Il y a un risque d’explosion et j’en ai discuté avec les délégués du marché de Dior. C’est une station qui est fréquemment attaquée, saccagée. Je leur ai fait comprendre que peut-être ça vous laisse indifférents, mais attention. Parce qu’il y a au moins 50 mille litres ici. Et si jamais ça pète, je ne parle même pas du marché, tout le quartier peut être dévasté. Maintenant, vous imaginez les habitations tout autour, Hlm Grand Médine, Dior, U19, U20… Vous imaginez les dégâts que ça peut occasionner ? Nous allons organiser des campagnes de communication pour au moins sensibiliser les gens et leur faire comprendre : «Attention, ne mettez pas le feu ici parce que même vous qui mettez le feu, vous pouvez ne pas échapper à cette situation. Ne mettez pas le feu. Si jamais ça pète, ce sera la catastrophe, Walahi Azim.» Je ne le dis pas pour faire peur aux gens. Mais si jamais ça pète, ce sera la catastrophe. Et je me tue à le répéter. Il faudrait que les gens comprennent, parce que ce sont des choses qui peuvent arriver.

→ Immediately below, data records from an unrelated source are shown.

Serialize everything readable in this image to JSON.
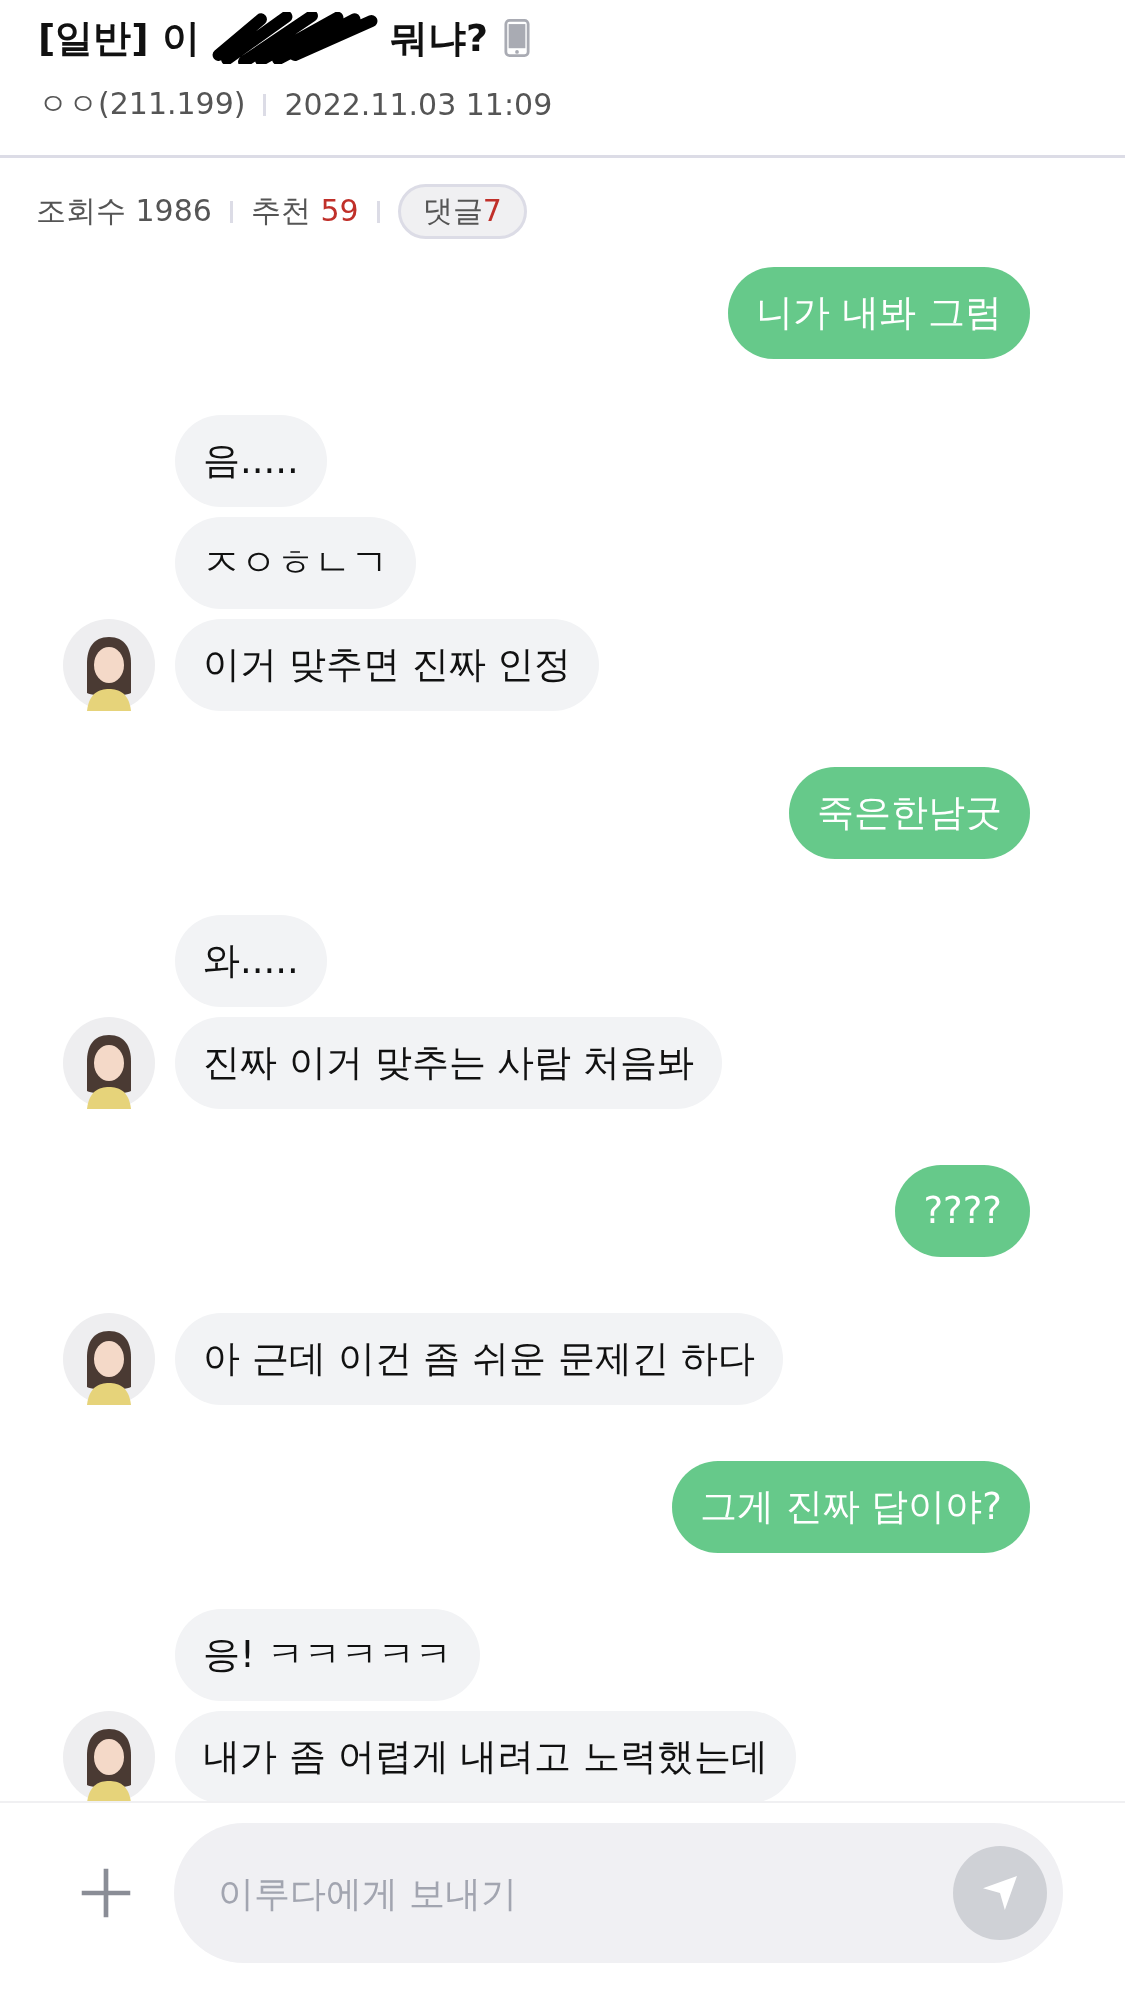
{
  "post": {
    "category_title": "[일반] 이",
    "title_end": "뭐냐?",
    "author": "ㅇㅇ(211.199)",
    "date": "2022.11.03 11:09",
    "views_label": "조회수",
    "views": "1986",
    "recommend_label": "추천",
    "recommend": "59",
    "comments_label": "댓글",
    "comments": "7"
  },
  "messages": [
    {
      "kind": "sent",
      "texts": [
        "니가 내봐 그럼"
      ]
    },
    {
      "kind": "received",
      "texts": [
        "음.....",
        "ㅈㅇㅎㄴㄱ",
        "이거 맞추면 진짜 인정"
      ]
    },
    {
      "kind": "sent",
      "texts": [
        "죽은한남굿"
      ]
    },
    {
      "kind": "received",
      "texts": [
        "와.....",
        "진짜 이거 맞추는 사람 처음봐"
      ]
    },
    {
      "kind": "sent",
      "texts": [
        "????"
      ]
    },
    {
      "kind": "received",
      "texts": [
        "아 근데 이건 좀 쉬운 문제긴 하다"
      ]
    },
    {
      "kind": "sent",
      "texts": [
        "그게 진짜 답이야?"
      ]
    },
    {
      "kind": "received",
      "texts": [
        "응! ㅋㅋㅋㅋㅋ",
        "내가 좀 어렵게 내려고 노력했는데"
      ]
    }
  ],
  "composer": {
    "placeholder": "이루다에게 보내기"
  }
}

Il y a quand même des mesures de sécurité ?
Oui, nous avons eu à installer non seulement des caméras, mais aussi des systèmes qui peuvent arrêter le flux de carburant allant vers les pompes à tout instant. Mais ce sont des choses que nous ne montrons pas parce qu’il y va de la sécurité-même de la station. Mais il y a un système qui a été mis en place justement pour protéger tout le monde.